Lastly, the rivalry among competitors has to do with companies in the same industry of technology competing for market share and profitability. Many of the products are similar and imitable which causes the rivalry to be more intense.
The trend in IBM’s financial performance over the last couple of years is trying to recover from the 6 years of diminishing quarterly sales. According to exhibit 4, IBM has been at a loss of net income from up until 2014. As CEO, Ginnie Rommetty has been tasked repositioning the company and turning their loss into a profit. She has done so by focusing on the strategic imperatives of cloud computing, data analytics, and security and has since seen a rise in profit. She believed that these three aspects are the main issues in technology today, that customers need help with them, and that they are the largest business opportunities for their company to potentially turn them around. Centering the company around these ideals have since launched the company into its 3rd consecutive quarter of gains. It was in 2014 that the new cloud computing had grown 60%, seeming like a huge success, although only making up 7.5% of their total revenues. Rometty knew that in order to make profits on this initiative it might take time and she was fine with waiting. The initiative and patience has paid off, their shares going from being down 6%, to rising 2.8% and their sales in system rising as well.
Based on my analysis my recommendations for Rometty would be to always stay up to date on what is currently happening and shifting in the technological industry. This will prevent the company from falling behind and being unable to establish dominance in the technological industry. It is important to be situationally aware and externally aware when running a company in order to continue being a leader in the industry. People want the latest, up to date technology so it is highly important to keep up with trends and what competitors are doing especially since the products are easily imitable. The establishment of a division under CEO Gerstner which was solely focused on new business opportunities that may arise proved to be a huge success because he turned the company around when it was far from being an innovation leader. Having people dedicated to scoping out new business opportunities should be established once more under Rometty as it was Gerstner.

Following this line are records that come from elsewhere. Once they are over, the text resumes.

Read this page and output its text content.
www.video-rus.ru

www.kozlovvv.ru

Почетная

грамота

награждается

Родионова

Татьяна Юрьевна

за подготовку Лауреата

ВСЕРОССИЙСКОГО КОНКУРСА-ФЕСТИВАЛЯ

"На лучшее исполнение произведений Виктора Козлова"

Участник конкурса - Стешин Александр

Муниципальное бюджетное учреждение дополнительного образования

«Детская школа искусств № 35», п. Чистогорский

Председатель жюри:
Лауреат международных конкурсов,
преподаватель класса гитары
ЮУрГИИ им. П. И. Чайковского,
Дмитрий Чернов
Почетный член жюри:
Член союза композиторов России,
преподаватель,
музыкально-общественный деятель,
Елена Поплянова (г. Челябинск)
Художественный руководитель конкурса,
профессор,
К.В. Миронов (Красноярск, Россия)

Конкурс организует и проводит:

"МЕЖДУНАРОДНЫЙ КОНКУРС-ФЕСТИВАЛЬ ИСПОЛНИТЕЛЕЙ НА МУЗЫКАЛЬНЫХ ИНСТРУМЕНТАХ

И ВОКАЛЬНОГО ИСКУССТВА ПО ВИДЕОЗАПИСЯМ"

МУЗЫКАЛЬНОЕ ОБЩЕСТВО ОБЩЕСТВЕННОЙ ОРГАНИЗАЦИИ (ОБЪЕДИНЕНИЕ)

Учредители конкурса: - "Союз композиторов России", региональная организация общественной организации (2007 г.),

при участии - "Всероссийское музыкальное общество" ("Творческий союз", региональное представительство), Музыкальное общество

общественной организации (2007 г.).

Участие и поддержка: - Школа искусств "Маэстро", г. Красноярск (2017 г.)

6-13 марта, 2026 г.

Next, IBM could counterbalance the negatives that come with the vast size of the company by creating more new divisions. For example, it was mentioned that IBM struggled with meeting the customers’ specific needs and providing the customer service necessary to build lasting relationships. A new division could perhaps be created to be dedicated to coming up with ways to improve the customer experience which will in turn build the brand loyalty they are working toward. Instead of it being about a one-time transaction, the sale should be about establishing a relationship and making the customer feel valued. This will also make them less likely to switch to a competitor due to the similar cost and not much differentiation in technological products.
I also think that the creation of Watson has proved to be very successful, having 386 universities in collaboration with it as well as 34 million possibly benefitting from the Watson through WellPoint health plans. I think that because of this success, the company should focus to the continue to make improvements on this artificial intelligence to keep the success growing. They could start by answering the ethical questions that have been raised about Watson, but left unanswered. Although this might not be a pressing issue, it is a small area of improvement that could potentially increase profit. Any area where there is opportunity to increase profit should matter and can greatly contribute in the long run.